À l’été 1942, la Spac est devenue le SRMAN (Service de répression des menées antinationales). En 1943, précise l’historien Alain Lozac’h, « cette unité spéciale de la police française envoie de Paris ses agents en Bretagne pour mener une véritable opération commando contre la Résistance. »

Dès la nuit de son interpellation, Léon Renard passe aux aveux. Et livre des noms, beaucoup de noms. Il ne se contente pas de dénoncer ses camarades de Loire Inférieure. Il donne aussi la majeure partie du réseau des Côtes-du-Nord, ainsi que des noms dans la Sarthe. « L’organisation clandestine communiste est démantelée », explique l’historien costarmoricain Alain Prigent, dans son livre Histoire des communistes des Côtes-du-Nord, paru en 2000.

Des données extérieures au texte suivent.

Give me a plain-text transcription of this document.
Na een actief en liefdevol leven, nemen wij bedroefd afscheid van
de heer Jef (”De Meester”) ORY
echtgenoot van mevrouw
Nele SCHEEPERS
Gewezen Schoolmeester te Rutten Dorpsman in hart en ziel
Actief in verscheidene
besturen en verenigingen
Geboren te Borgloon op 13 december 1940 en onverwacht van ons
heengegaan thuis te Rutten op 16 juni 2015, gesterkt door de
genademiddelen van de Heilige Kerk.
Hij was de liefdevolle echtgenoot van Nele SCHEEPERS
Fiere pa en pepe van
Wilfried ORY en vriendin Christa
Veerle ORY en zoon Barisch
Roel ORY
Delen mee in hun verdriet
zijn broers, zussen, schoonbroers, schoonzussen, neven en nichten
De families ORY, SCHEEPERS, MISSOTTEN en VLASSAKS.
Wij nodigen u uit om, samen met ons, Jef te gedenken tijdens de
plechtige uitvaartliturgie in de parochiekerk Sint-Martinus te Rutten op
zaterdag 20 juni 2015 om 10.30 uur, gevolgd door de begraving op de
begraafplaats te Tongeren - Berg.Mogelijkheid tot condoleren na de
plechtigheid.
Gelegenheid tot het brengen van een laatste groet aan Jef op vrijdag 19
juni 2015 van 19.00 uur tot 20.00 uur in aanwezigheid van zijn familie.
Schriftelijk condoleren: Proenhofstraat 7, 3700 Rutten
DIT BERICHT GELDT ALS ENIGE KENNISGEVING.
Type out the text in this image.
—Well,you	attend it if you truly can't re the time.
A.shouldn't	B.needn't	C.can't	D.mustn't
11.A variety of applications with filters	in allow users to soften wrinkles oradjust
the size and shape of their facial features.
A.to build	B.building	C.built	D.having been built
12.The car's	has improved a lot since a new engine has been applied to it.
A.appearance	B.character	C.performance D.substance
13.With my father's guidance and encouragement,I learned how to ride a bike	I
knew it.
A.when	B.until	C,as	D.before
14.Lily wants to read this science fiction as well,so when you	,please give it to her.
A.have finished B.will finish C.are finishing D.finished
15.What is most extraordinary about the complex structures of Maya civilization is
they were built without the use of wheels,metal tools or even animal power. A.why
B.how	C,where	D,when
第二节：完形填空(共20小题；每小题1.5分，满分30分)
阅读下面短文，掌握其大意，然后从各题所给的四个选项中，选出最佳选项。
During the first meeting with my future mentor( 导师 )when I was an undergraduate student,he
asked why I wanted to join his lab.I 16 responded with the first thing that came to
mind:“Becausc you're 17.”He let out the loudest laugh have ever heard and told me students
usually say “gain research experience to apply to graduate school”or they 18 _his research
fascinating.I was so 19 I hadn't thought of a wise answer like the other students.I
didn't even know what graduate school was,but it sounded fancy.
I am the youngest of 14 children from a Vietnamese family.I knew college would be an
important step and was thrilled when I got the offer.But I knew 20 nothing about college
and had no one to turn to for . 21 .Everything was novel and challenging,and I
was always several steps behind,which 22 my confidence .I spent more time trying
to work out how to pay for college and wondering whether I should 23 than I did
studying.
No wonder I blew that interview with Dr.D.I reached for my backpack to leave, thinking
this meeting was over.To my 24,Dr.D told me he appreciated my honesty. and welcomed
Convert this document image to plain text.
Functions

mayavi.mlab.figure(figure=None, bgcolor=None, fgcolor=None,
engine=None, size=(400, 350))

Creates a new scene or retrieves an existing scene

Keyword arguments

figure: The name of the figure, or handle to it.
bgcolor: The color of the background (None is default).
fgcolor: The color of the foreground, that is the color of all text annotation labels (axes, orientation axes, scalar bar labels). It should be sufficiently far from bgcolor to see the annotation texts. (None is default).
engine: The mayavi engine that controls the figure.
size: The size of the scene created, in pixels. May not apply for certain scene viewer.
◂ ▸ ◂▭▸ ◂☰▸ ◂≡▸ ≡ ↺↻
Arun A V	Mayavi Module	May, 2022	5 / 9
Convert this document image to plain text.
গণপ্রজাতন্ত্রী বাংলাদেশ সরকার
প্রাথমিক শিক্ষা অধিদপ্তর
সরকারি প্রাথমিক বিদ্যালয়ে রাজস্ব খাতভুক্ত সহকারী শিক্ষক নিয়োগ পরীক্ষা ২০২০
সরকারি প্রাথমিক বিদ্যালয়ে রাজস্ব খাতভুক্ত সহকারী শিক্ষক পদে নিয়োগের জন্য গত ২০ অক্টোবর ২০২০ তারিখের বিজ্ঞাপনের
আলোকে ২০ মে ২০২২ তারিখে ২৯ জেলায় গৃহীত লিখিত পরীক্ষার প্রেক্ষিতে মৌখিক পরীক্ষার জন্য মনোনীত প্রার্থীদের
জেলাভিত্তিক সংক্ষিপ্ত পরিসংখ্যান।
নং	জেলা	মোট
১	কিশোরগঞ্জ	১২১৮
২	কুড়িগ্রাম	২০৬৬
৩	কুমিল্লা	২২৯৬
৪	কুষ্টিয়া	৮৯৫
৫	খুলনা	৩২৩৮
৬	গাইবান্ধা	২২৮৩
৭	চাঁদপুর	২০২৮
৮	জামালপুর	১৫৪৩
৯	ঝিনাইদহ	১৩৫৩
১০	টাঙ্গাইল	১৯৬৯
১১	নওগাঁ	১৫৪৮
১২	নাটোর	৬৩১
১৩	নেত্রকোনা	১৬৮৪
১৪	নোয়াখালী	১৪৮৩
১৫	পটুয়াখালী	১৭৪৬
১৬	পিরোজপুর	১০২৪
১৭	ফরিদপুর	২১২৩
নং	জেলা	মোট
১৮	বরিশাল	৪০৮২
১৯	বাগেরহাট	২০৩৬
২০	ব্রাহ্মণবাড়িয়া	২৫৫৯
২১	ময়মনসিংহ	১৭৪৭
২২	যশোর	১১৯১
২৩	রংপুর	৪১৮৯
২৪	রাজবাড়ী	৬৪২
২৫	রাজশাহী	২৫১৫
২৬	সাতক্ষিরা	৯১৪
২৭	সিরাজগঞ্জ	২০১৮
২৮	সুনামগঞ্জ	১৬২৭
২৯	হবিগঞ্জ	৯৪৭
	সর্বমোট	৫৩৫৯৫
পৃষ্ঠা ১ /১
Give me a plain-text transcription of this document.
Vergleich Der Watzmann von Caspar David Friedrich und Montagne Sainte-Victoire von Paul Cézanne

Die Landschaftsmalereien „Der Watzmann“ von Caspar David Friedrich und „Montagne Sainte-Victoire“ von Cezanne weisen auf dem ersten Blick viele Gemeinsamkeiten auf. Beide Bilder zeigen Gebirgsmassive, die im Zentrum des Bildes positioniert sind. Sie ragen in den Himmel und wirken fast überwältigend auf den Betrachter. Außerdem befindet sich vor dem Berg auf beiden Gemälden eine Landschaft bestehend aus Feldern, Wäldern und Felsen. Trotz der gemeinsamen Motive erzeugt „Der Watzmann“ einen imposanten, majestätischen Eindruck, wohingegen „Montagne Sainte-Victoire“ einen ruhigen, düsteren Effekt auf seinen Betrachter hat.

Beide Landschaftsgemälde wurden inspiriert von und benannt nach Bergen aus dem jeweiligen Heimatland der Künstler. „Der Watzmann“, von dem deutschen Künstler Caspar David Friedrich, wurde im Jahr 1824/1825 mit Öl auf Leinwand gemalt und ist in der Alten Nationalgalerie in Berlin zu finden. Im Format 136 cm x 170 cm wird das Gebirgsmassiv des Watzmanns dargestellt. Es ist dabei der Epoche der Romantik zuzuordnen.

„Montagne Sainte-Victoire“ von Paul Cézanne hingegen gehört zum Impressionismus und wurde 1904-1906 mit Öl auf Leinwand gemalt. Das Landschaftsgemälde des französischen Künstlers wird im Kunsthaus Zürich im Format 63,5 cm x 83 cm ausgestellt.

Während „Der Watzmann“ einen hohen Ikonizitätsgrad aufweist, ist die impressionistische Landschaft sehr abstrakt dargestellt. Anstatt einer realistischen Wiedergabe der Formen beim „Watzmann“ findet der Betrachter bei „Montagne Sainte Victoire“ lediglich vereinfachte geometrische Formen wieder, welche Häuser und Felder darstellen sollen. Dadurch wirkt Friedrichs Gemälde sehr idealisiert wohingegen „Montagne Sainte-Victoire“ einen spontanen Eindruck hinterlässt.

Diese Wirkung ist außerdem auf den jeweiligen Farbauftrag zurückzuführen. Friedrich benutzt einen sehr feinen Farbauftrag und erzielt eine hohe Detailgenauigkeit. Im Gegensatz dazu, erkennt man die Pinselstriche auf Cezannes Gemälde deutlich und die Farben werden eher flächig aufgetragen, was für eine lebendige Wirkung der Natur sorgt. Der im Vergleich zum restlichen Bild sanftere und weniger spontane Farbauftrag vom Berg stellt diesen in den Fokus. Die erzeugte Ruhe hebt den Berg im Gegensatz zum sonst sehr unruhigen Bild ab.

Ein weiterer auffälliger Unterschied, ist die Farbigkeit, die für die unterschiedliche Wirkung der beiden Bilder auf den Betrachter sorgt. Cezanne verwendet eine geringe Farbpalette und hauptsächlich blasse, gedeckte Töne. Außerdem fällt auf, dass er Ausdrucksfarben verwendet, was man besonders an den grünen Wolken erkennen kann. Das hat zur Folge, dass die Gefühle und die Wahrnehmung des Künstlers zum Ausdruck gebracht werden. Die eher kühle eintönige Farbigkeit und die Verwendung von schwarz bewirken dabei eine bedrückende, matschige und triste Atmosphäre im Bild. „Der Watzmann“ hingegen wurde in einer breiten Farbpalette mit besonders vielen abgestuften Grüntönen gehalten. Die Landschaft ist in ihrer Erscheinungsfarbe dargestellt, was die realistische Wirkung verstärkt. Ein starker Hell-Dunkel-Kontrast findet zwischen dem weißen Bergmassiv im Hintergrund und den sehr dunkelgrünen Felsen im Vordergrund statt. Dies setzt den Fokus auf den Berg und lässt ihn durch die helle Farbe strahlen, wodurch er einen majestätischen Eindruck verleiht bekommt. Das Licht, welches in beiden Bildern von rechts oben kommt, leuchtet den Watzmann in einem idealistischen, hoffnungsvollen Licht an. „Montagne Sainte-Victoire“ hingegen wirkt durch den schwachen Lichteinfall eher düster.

Onze morts parmi les résistants

La trahison de Léon Renard se traduit par une vague massive d’arrestation en août 1943 dans le département. En plus des noms des résistants, il livre leurs adresses. Alain Prigent l’assure : « Il accompagnera lui-même les services de la Spac dans la plupart des arrestations. »

Ça commence le 5 août 1943, il y a 80 ans, par Simone Bastien à Guingamp, la responsable de la jeunesse communiste. Elle est attirée par une fausse convocation de son supérieur, Charles Mahé, qui avait été arrêté au Mans le 27 juillet et avait indiqué au Spac « toutes les planques où il avait été accueilli à Guingamp en 1943. » La dernière personne interpellée s’appelle Maria Chevallier, à Rostrenen début septembre 1943.

Alain Jégou, dont le père François Jégou avait été arrêté à Maël-Carhaix, a établi une liste des résistants communistes tombés comme son père : 32 hommes, dont dix décéderont, et quatorze femmes, dont une mourra. Parmi eux, 25 hommes et onze femmes seront déportés dans des camps en Allemagne, quatre hommes seront fusillés, deux femmes et un homme seront relâchés.

« Les issues barrées avec un fil de fer »

En août, les prisonniers sont internés au commissariat de Saint-Brieuc, rue Cardenoual. Le 18 août, deux s’évadent, Jean-Pierre Cosson et Yves Even. Les autres sont transférés dans un lieu plus sûr, mais pas à la prison, les Allemands le refusent. Le magasin de négoce en vin Le Bras Laplume est réquisitionné. Aujourd’hui, c’est l’hôtel Edgar, place de la Résistance à Saint-Brieuc, alors nommée la place du Théâtre. De 1946 jusqu’en 2000, ce sera le commissariat de police.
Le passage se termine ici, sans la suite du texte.